Isolating applications that use temporary files into Transactions has
the side-effect that it becomes virtually impossible to recover data in
event of failure. Suppose you ran Microsoft Word in a
transaction; Word will create a temporary file of your document, which
is isolated from public view. If Word were to fail, the temporary
file remains inaccessible and Word can't be invoked to recover that
lost data in event of a crash. Depending on how Transactions are
managed in this case, the Transaction may even be rolled back, purging
the temporary file forever, and losing data in the process.
The most interesting case, in my opinion, involves launching an
application with incomplete Transaction support from within a
Transaction. The test application in my previous post is a good
example: what happens if test itself is run from within a Transaction?
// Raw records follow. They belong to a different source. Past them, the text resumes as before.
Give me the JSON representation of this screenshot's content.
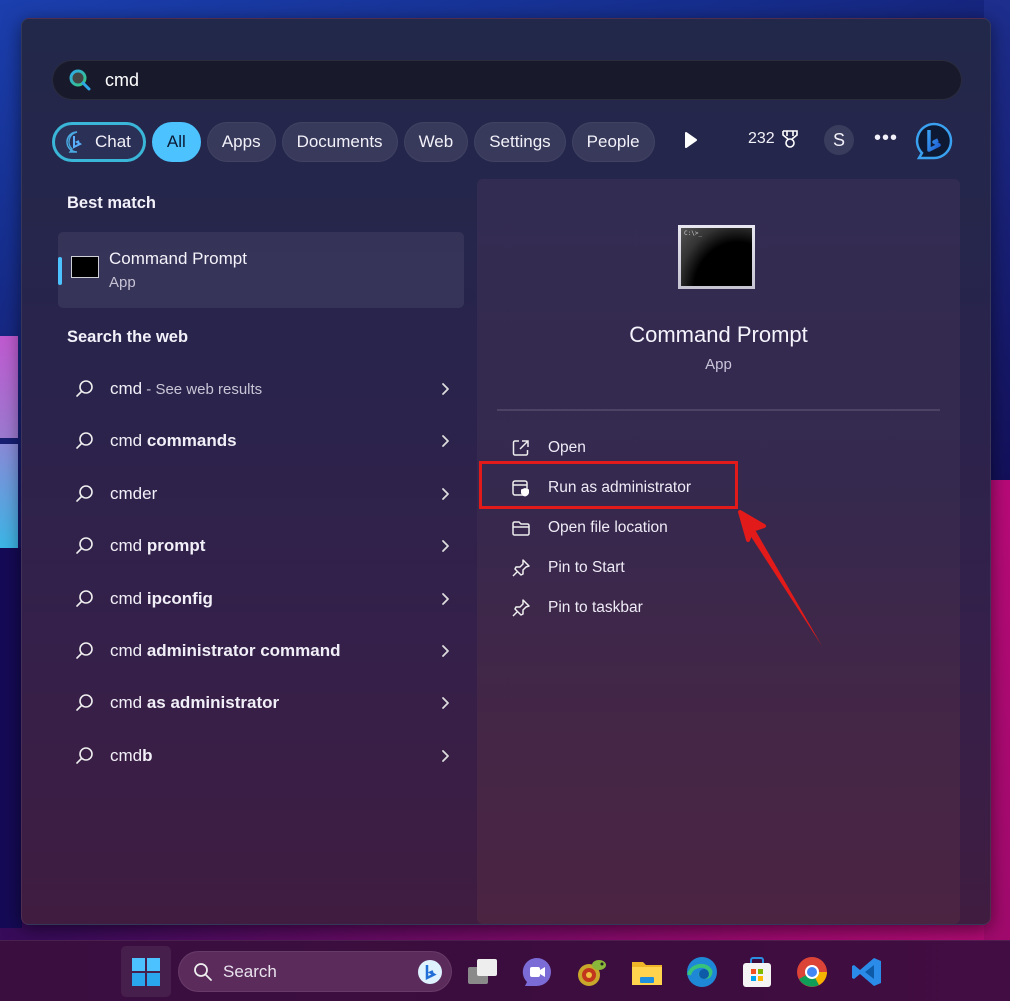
{
  "search": {
    "query": "cmd",
    "placeholder": ""
  },
  "filters": {
    "chat_label": "Chat",
    "tabs": [
      {
        "label": "All",
        "active": true
      },
      {
        "label": "Apps",
        "active": false
      },
      {
        "label": "Documents",
        "active": false
      },
      {
        "label": "Web",
        "active": false
      },
      {
        "label": "Settings",
        "active": false
      },
      {
        "label": "People",
        "active": false
      }
    ],
    "more_results_icon": "play-icon",
    "rewards_points": "232",
    "rewards_icon": "medal-icon",
    "account_initial": "S",
    "more_label": "•••",
    "bing_icon": "bing-icon"
  },
  "best_match": {
    "heading": "Best match",
    "name": "Command Prompt",
    "type": "App"
  },
  "web": {
    "heading": "Search the web",
    "results": [
      {
        "prefix": "cmd",
        "bold": "",
        "suffix": " - See web results"
      },
      {
        "prefix": "cmd ",
        "bold": "commands",
        "suffix": ""
      },
      {
        "prefix": "cmder",
        "bold": "",
        "suffix": ""
      },
      {
        "prefix": "cmd ",
        "bold": "prompt",
        "suffix": ""
      },
      {
        "prefix": "cmd ",
        "bold": "ipconfig",
        "suffix": ""
      },
      {
        "prefix": "cmd ",
        "bold": "administrator command",
        "suffix": ""
      },
      {
        "prefix": "cmd ",
        "bold": "as administrator",
        "suffix": ""
      },
      {
        "prefix": "cmd",
        "bold": "b",
        "suffix": ""
      }
    ]
  },
  "preview": {
    "title": "Command Prompt",
    "type": "App",
    "icon_prompt_text": "C:\\>_",
    "actions": [
      {
        "label": "Open",
        "icon": "open-external-icon"
      },
      {
        "label": "Run as administrator",
        "icon": "shield-window-icon",
        "highlighted": true
      },
      {
        "label": "Open file location",
        "icon": "folder-icon"
      },
      {
        "label": "Pin to Start",
        "icon": "pin-icon"
      },
      {
        "label": "Pin to taskbar",
        "icon": "pin-icon"
      }
    ]
  },
  "annotation": {
    "highlight_color": "#e31a1a",
    "target": "Run as administrator"
  },
  "taskbar": {
    "search_label": "Search",
    "apps": [
      "task-view",
      "teams-meet",
      "chameleon-app",
      "file-explorer",
      "edge",
      "microsoft-store",
      "chrome",
      "vscode"
    ]
  },
  "colors": {
    "accent": "#4cc2ff",
    "chat_border": "#3ab6d8"
  }
}
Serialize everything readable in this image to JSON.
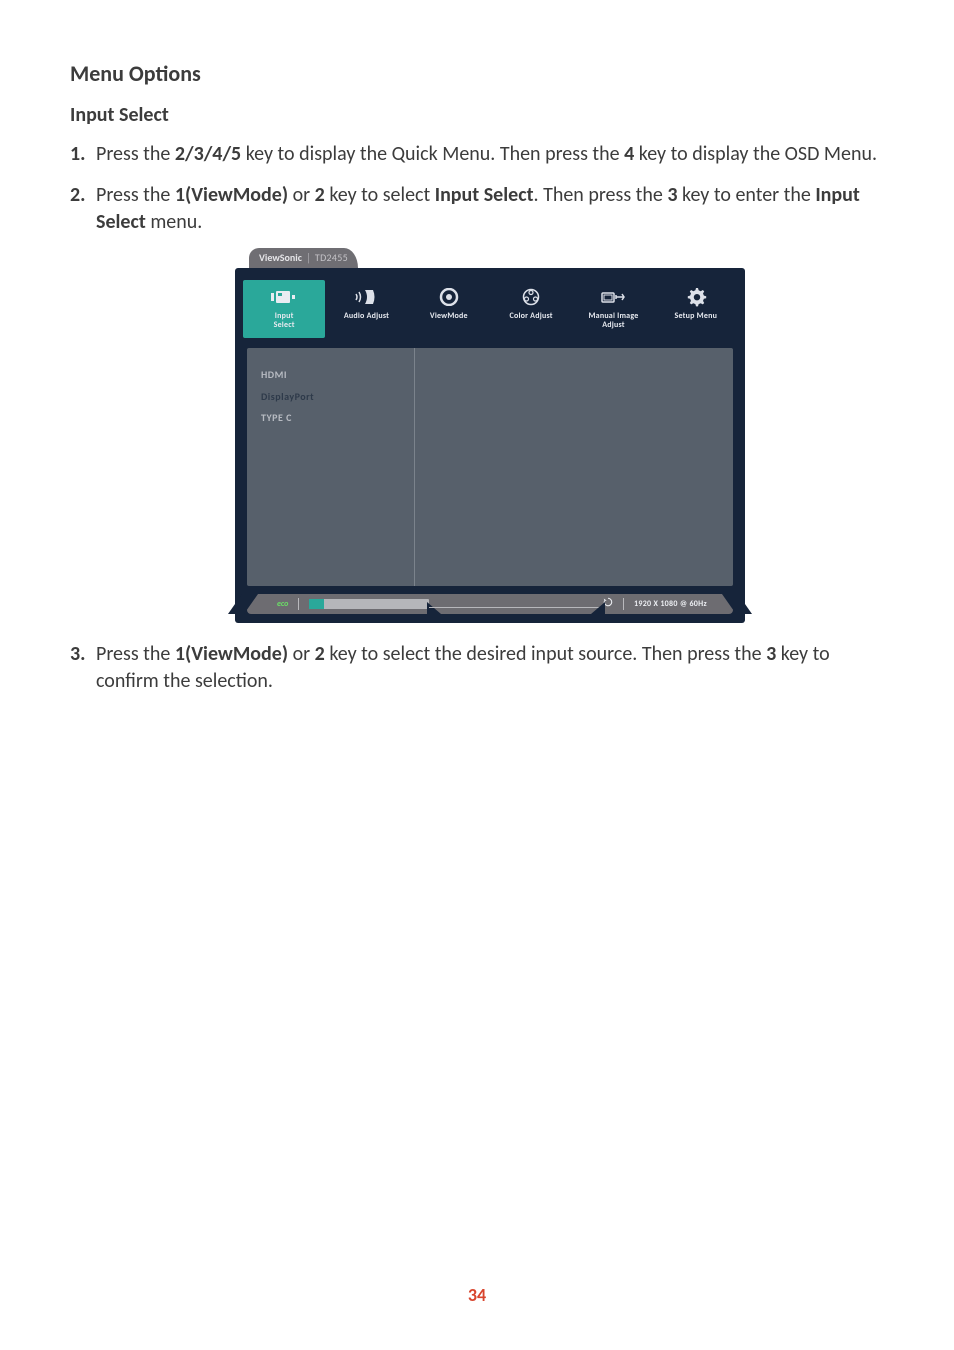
{
  "headings": {
    "menu_options": "Menu Options",
    "input_select": "Input Select"
  },
  "steps": {
    "s1": {
      "pre": "Press the ",
      "keys": "2/3/4/5",
      "mid": " key to display the Quick Menu. Then press the ",
      "key4": "4",
      "post": " key to display the OSD Menu."
    },
    "s2": {
      "pre": "Press the ",
      "k1": "1(ViewMode)",
      "or": " or ",
      "k2": "2",
      "mid": " key to select ",
      "sel": "Input Select",
      "then": ". Then press the ",
      "k3": "3",
      "enter": " key to enter the ",
      "sel2": "Input Select",
      "post": " menu."
    },
    "s3": {
      "pre": "Press the ",
      "k1": "1(ViewMode)",
      "or": " or ",
      "k2": "2",
      "mid": " key to select the desired input source. Then press the ",
      "k3": "3",
      "post": " key to confirm the selection."
    }
  },
  "osd": {
    "brand": "ViewSonic",
    "model": "TD2455",
    "tabs": {
      "input_select": "Input\nSelect",
      "audio_adjust": "Audio Adjust",
      "view_mode": "ViewMode",
      "color_adjust": "Color Adjust",
      "manual_image": "Manual Image\nAdjust",
      "setup_menu": "Setup Menu"
    },
    "input_options": {
      "hdmi": "HDMI",
      "displayport": "DisplayPort",
      "typec": "TYPE C"
    },
    "status": {
      "eco": "eco",
      "resolution": "1920 X 1080 @ 60Hz"
    }
  },
  "page_number": "34"
}
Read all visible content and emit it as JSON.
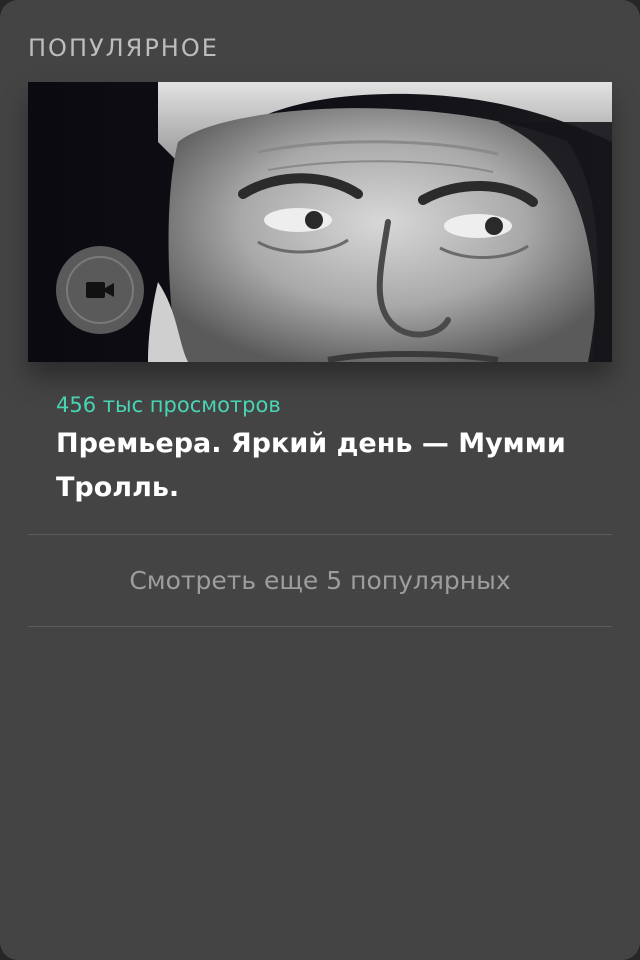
{
  "section": {
    "title": "ПОПУЛЯРНОЕ"
  },
  "featured": {
    "views": "456 тыс просмотров",
    "headline": "Премьера. Яркий день — Мумми Тролль.",
    "badge_icon": "video-camera-icon",
    "thumbnail": "portrait-photo"
  },
  "more": {
    "label": "Смотреть еще 5 популярных"
  },
  "colors": {
    "card_bg": "#444444",
    "accent": "#49d4b4",
    "title": "#bdbdbd",
    "headline": "#ffffff",
    "more_link": "#9d9d9d"
  }
}
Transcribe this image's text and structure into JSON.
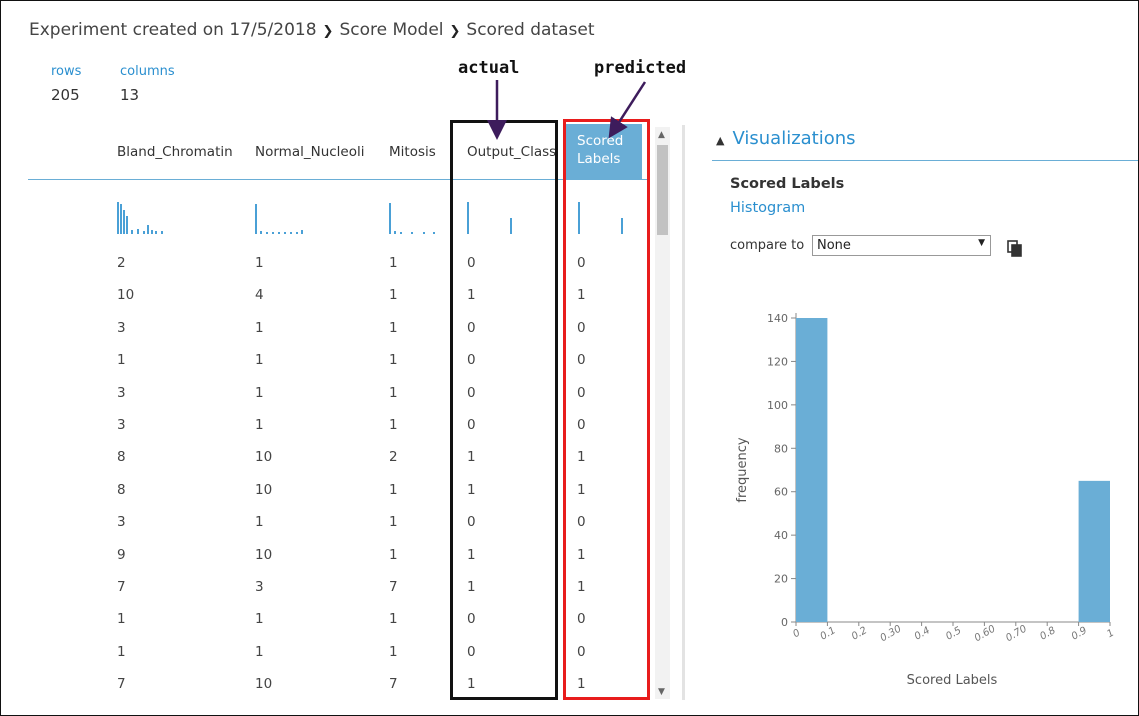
{
  "breadcrumb": [
    "Experiment created on 17/5/2018",
    "Score Model",
    "Scored dataset"
  ],
  "stats": {
    "rows_label": "rows",
    "rows_value": "205",
    "columns_label": "columns",
    "columns_value": "13"
  },
  "columns": [
    "Bland_Chromatin",
    "Normal_Nucleoli",
    "Mitosis",
    "Output_Class",
    "Scored Labels"
  ],
  "scored_header_lines": [
    "Scored",
    "Labels"
  ],
  "rows": [
    [
      "2",
      "1",
      "1",
      "0",
      "0"
    ],
    [
      "10",
      "4",
      "1",
      "1",
      "1"
    ],
    [
      "3",
      "1",
      "1",
      "0",
      "0"
    ],
    [
      "1",
      "1",
      "1",
      "0",
      "0"
    ],
    [
      "3",
      "1",
      "1",
      "0",
      "0"
    ],
    [
      "3",
      "1",
      "1",
      "0",
      "0"
    ],
    [
      "8",
      "10",
      "2",
      "1",
      "1"
    ],
    [
      "8",
      "10",
      "1",
      "1",
      "1"
    ],
    [
      "3",
      "1",
      "1",
      "0",
      "0"
    ],
    [
      "9",
      "10",
      "1",
      "1",
      "1"
    ],
    [
      "7",
      "3",
      "7",
      "1",
      "1"
    ],
    [
      "1",
      "1",
      "1",
      "0",
      "0"
    ],
    [
      "1",
      "1",
      "1",
      "0",
      "0"
    ],
    [
      "7",
      "10",
      "7",
      "1",
      "1"
    ]
  ],
  "annotations": {
    "actual": "actual",
    "predicted": "predicted"
  },
  "visualizations": {
    "title": "Visualizations",
    "column_name": "Scored Labels",
    "chart_type": "Histogram",
    "compare_label": "compare to",
    "compare_value": "None"
  },
  "colors": {
    "accent": "#2a8fcf",
    "bar": "#6aaed6",
    "actual_box": "#111111",
    "predicted_box": "#e81c1c"
  },
  "icons": {
    "copy": "copy-icon",
    "dropdown": "chevron-down-icon",
    "collapse": "triangle-up-icon"
  },
  "chart_data": {
    "type": "bar",
    "categories": [
      "0",
      "0.1",
      "0.2",
      "0.30",
      "0.4",
      "0.5",
      "0.60",
      "0.70",
      "0.8",
      "0.9",
      "1"
    ],
    "bins": [
      [
        0,
        0.1
      ],
      [
        0.9,
        1
      ]
    ],
    "values": [
      140,
      65
    ],
    "xlabel": "Scored Labels",
    "ylabel": "frequency",
    "yticks": [
      0,
      20,
      40,
      60,
      80,
      100,
      120,
      140
    ],
    "ylim": [
      0,
      150
    ],
    "xlim": [
      0,
      1
    ]
  }
}
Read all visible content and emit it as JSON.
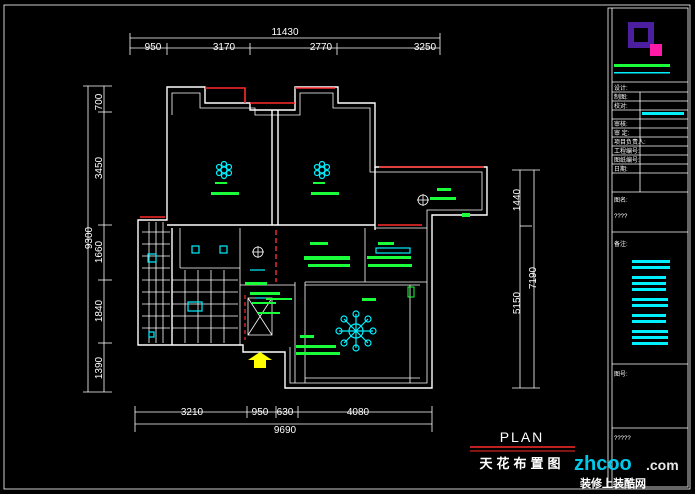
{
  "dimensions": {
    "top_total": "11430",
    "top_segments": [
      "950",
      "3170",
      "2770",
      "3250"
    ],
    "bottom_total": "9690",
    "bottom_segments": [
      "3210",
      "950",
      "630",
      "4080"
    ],
    "left_total": "9300",
    "left_segments": [
      "700",
      "3450",
      "1660",
      "1840",
      "1390"
    ],
    "right_segments": [
      "1440",
      "5150"
    ],
    "right_total": "7190"
  },
  "title": {
    "main": "PLAN",
    "sub": "天花布置图"
  },
  "title_block": {
    "fields": [
      "设计:",
      "制图:",
      "校对:",
      "审核:",
      "审  定:",
      "项目负责人:",
      "工程编号:",
      "图纸编号:",
      "日期:"
    ],
    "section_a": "图名:",
    "section_a_value": "????",
    "section_b": "备注:",
    "section_c": "图号:",
    "drawing_no": "?????"
  },
  "watermark": {
    "brand": "zhcoo",
    "domain": ".com",
    "tagline": "装修上装酷网"
  },
  "colors": {
    "background": "#000000",
    "lines": "#ffffff",
    "accent_red": "#ff2a2a",
    "text_green": "#19ff3a",
    "fixture_cyan": "#00f0ff",
    "arrow_yellow": "#ffff00",
    "logo_purple": "#4b1fa0",
    "logo_magenta": "#ff1aa8"
  }
}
It will blindly create a second, completely independent transaction, do
some work, and commit that Transaction. Now the application which
called the test application wants to rollback its Transaction - which
it does, successfully - but all of the changes made by the test
application remain committed to disk.
Inheritable Transactions are a powerful user tool, but are also another
case that application developers should be aware of. Well-behaved
applications should firstly check if they are being executed within a
Transaction and make appropriate ajustments. What an application
should do next depends in part upon what the application was intended
to do in the first place. Maybe the application should simply
exit (with an appropriate error message, of course.) Maybe the
semantics of an application could be changed - instead of a Service
Pack installer maintaining its own Transaction, it could instead rely
on its inherited Transaction and not duplicate Transactional
logic. A well behaved application should never silently ignore
the existence of an inherited Transaction; doing this only leads to
confusing, potentially inconsistent results.
The test application does ensure that the child process has completed
before commiting the Transaction. This code is particularly
important. If the test application commits the Transaction while
a child process is still using it, filesystem calls made by the child
will begin to fail. This includes both reads and writes: all
filesystem calls made by the child are made in the context of an
invalid Transaction. The child may not be designed to handle this
case elegantly. When inheriting Transactions, an application
should make sure that no process is still running within that
Transaction before committing or rolling back.
So what happens if the process being executed is intending to remain
executing permanently? Bluntly: don't do this. That process will
eventually exhaust all the resources for recording Transactional
changes, and will invariably fail eventually, possibly failing other
processes as well. If a server is to run with Transaction
support, it should be designed to support Transactions natively.
In each case of using Transactions, the first question to ask yourself
is always: what does this mean? What should I expect? The
implications of Transactions may easily break existing applications, so
use caution doing this. However, Transactional inheritance when
used correctly enables you to leverage this new technology without
heavy reinvestment in new applications.